Le succès des Rock’n’roll Fridays
Chez les ados français, les jeans slim deviennent incontournables et se répandent dans toutes les cours de récréation, au même titre que l’idée de monter un groupe de rock se propage dans tous les lycées. A noël, il est désormais de bon goût de demander une guitare, une basse ou une batterie et d’essayer ses instruments dans la cave du domicile familial. En l’espace de quelques mois, une scène de baby-rockers apparaît et fait le buzz. Parrainés par un mensuel bien connu, les Rock’n’roll Fridays connaissent un franc succès du côté du Gibus, mettant en avant ces apprentis rockers. Stéréotypés dans l’esprit, ils se succèdent et attirent l’attention des nostalgiques qui voient en certains les nouveaux Ramones ou New York Dolls, des propos démesurés et un espoir éteint au fil du temps.

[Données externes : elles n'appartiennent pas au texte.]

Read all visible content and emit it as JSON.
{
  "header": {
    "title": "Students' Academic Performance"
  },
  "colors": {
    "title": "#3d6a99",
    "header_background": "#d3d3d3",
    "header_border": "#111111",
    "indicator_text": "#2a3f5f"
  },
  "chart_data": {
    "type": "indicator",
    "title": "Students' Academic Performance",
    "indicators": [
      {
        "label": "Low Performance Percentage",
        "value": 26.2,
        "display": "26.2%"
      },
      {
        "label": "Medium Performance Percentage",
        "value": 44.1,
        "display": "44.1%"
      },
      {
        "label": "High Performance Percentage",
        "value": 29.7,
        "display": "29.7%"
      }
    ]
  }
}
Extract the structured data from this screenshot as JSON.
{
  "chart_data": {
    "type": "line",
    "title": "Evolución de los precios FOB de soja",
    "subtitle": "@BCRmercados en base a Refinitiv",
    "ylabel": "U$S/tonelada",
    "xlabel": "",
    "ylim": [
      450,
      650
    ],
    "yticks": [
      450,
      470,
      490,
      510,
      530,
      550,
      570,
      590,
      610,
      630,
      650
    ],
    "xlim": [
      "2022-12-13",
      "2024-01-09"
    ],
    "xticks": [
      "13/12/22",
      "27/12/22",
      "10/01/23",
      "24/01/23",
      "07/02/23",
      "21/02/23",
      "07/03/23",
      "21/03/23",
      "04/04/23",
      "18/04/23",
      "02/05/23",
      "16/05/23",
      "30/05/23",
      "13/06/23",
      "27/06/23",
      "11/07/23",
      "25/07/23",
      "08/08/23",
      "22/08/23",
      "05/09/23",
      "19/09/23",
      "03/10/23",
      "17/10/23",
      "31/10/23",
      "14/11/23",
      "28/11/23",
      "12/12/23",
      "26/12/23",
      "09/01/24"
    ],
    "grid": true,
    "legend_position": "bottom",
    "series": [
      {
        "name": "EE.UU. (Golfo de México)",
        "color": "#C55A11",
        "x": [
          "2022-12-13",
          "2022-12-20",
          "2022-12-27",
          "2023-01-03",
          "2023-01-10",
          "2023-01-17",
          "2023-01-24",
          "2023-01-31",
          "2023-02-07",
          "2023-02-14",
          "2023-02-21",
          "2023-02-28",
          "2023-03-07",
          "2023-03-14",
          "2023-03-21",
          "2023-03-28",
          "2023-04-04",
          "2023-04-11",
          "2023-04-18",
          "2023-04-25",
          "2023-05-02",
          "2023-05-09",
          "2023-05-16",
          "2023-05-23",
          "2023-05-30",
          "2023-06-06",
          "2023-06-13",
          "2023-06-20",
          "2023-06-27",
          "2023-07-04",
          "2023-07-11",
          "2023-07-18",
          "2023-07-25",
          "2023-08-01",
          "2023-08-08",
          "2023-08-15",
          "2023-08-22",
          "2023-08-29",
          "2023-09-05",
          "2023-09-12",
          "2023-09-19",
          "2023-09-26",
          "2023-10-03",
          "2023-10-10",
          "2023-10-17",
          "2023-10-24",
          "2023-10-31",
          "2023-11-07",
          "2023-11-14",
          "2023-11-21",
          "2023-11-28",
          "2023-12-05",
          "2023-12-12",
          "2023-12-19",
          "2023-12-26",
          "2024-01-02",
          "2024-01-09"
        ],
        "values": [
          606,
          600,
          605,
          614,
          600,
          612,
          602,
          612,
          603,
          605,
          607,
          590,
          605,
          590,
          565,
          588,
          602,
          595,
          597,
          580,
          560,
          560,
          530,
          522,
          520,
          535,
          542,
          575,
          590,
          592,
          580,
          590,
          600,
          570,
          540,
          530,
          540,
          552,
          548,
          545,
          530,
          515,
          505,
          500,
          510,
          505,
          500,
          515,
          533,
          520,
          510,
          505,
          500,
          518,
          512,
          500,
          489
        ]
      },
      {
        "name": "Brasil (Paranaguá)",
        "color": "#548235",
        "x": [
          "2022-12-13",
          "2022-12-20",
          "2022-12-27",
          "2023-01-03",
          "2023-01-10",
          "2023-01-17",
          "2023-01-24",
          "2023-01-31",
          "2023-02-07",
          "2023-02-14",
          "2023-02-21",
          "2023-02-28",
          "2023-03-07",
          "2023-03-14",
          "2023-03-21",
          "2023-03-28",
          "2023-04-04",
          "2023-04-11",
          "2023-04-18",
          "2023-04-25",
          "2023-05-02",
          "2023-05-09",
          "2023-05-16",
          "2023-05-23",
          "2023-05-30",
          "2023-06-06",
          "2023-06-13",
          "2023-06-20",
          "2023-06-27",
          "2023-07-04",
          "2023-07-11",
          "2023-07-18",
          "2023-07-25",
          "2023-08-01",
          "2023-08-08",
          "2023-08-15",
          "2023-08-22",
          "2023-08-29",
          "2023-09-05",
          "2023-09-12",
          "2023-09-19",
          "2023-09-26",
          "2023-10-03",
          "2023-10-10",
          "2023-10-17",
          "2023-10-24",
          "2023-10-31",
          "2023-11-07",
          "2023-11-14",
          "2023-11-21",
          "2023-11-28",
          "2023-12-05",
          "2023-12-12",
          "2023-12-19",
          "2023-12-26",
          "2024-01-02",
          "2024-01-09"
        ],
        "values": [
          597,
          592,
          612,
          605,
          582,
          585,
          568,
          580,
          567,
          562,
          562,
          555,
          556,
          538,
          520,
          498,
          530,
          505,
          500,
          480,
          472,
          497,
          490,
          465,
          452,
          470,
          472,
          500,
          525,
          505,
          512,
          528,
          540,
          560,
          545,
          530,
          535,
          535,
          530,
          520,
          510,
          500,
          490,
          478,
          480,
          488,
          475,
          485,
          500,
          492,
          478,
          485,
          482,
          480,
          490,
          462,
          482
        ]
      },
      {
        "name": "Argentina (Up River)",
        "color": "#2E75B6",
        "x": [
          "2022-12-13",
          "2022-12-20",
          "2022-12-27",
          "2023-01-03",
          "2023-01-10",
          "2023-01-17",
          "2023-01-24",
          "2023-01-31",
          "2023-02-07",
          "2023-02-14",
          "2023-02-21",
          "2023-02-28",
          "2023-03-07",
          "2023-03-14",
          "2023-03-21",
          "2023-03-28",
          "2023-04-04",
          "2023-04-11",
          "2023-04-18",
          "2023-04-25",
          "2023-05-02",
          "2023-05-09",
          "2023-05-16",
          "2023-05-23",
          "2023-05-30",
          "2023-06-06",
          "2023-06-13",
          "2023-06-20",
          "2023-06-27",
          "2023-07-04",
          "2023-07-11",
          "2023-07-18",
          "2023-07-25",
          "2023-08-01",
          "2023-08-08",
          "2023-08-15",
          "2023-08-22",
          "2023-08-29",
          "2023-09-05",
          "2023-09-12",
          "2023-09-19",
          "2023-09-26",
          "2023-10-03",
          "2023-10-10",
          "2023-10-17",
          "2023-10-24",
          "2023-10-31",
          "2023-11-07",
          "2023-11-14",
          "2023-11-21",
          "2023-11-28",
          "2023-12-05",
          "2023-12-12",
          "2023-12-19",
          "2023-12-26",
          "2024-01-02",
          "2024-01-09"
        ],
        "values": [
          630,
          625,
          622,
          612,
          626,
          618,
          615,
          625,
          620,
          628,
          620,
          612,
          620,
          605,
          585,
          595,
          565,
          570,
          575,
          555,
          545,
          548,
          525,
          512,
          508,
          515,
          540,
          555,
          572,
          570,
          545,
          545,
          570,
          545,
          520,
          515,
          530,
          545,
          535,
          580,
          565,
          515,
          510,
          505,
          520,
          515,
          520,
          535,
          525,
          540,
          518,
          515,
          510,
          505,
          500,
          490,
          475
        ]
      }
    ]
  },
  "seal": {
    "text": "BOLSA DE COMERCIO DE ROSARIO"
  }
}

Aspect corrélatif, ces jeunes pousses inspirées reprennent des titres des Strokes et des Libertines qui commencent à leur tour à faire parler d’eux Outre-manche, au même titre que les White Stripes aux US. Dix ans plus tard en France, la mode « strokésienne » perdure et les néophytes du début des années 2000 ne sont plus aussi nombreux. Aujourd’hui plus âgés, Shades, Plastiscines ou BB Brunes font perdurer le cycle. De leur côté, les Strokes poursuivent leur route vers la gloire tandis que les groupes en “The” continuent de fleurir et d’envahir les charts.